In a possible implementation, the driving method further includes, before determining the first output voltage, the second output voltage, the third output voltage, and the fourth output voltage corresponding to each of the gamma reference voltage pairs: receiving and buffering video data; and raising a voltage of the video data according to the video data buffered. The driving method further includes, before determining the first output voltage, the second output voltage, the third output voltage, and the fourth output voltage corresponding to each of the gamma reference voltage pairs: controlling, according to the raised voltage of the video data, the first output voltage, the second output voltage, the third output voltage, and the fourth output voltage to be output; and generating a plurality of branch voltages according to the first output voltage, the second output voltage, the third output voltage, and the fourth output voltage which are output.
An embodiment of the present disclosure further provides a display device, including the source driving circuit as provided by the embodiment of the present disclosure.
The embodiments of the present disclosure have the following beneficial effects:
The source driving circuit provided by the embodiment of the present disclosure includes the gamma generating circuit, the gamma regulating circuit, and the control circuit.
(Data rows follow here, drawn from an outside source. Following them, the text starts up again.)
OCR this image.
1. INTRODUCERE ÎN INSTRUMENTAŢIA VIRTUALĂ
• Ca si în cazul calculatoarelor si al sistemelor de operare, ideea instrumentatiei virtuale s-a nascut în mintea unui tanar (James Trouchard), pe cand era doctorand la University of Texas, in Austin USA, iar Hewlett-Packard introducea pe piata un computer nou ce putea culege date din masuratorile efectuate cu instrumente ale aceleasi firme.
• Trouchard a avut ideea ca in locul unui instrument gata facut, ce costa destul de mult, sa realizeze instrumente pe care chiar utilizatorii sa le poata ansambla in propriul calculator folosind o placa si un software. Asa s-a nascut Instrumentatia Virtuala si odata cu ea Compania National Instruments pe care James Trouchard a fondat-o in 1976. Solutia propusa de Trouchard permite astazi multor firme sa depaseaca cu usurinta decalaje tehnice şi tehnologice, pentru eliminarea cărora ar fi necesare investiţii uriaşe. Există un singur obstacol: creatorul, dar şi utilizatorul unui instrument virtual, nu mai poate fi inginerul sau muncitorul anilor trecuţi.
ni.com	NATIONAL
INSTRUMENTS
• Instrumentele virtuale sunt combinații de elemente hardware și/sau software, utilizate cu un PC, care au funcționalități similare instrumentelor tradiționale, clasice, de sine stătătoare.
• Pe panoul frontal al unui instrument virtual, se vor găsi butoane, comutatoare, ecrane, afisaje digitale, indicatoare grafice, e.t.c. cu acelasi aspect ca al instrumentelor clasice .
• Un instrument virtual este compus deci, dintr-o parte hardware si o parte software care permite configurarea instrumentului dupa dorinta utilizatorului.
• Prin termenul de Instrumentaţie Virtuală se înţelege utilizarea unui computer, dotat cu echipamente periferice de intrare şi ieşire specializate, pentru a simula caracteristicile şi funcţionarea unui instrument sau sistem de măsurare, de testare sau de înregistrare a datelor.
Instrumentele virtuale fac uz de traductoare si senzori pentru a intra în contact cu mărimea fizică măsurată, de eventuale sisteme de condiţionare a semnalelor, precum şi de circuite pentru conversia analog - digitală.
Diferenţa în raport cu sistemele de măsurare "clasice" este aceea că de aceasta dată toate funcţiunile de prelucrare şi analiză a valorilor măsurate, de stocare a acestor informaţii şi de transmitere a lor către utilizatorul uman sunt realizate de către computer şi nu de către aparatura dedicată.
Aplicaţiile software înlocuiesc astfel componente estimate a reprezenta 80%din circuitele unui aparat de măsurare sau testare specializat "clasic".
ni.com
The gamma regulating circuit is configured to determine, according to the plurality of gamma reference voltage pairs, the first output voltage, the second output voltage, the third output voltage, and the fourth output voltage corresponding to each of the gamma reference voltage pairs; and the control circuit is configured to perform driving and displaying with the first output voltage in the first image frame, with the second output voltage in the second image frame, with the third output voltage in the third image frame, and with the fourth output voltage in the fourth image frame. That is, in the embodiment of the present disclosure, a corresponding brightness curve during the time period of the first image frame and the second image frame is closer to a corresponding brightness curve in a large viewing angle. During the third image frame and the fourth image frame, the compensation voltage is subtracted from the absolute values of the positive gamma reference voltage and the negative gamma reference voltage respectively, that is, a driving is performed with +(Vr−β) and −(Vr−β), and a corresponding brightness curve during this time period is closer to a corresponding brightness curve in a vertical viewing angle. During a continuous viewing process, since there is a vision persistence effect of human eyes, what the human eyes see is a neutralized curve, that is, the brightness curve actually viewed is closer to an ideal curve, which can decrease a color shift in a large viewing angle. In addition, compared with the related art in which different pixel circuits are used to decrease the color shift in the large viewing angle, the source drive circuit provided by the embodiment of the present disclosure has a less complicated pixel driving circuit, which can overcome the problem that the complexity of the pixel control circuit is increased for decreasing the color shift in the large viewing angle in the related art, and thus can reduce a aperture ratio of pixel.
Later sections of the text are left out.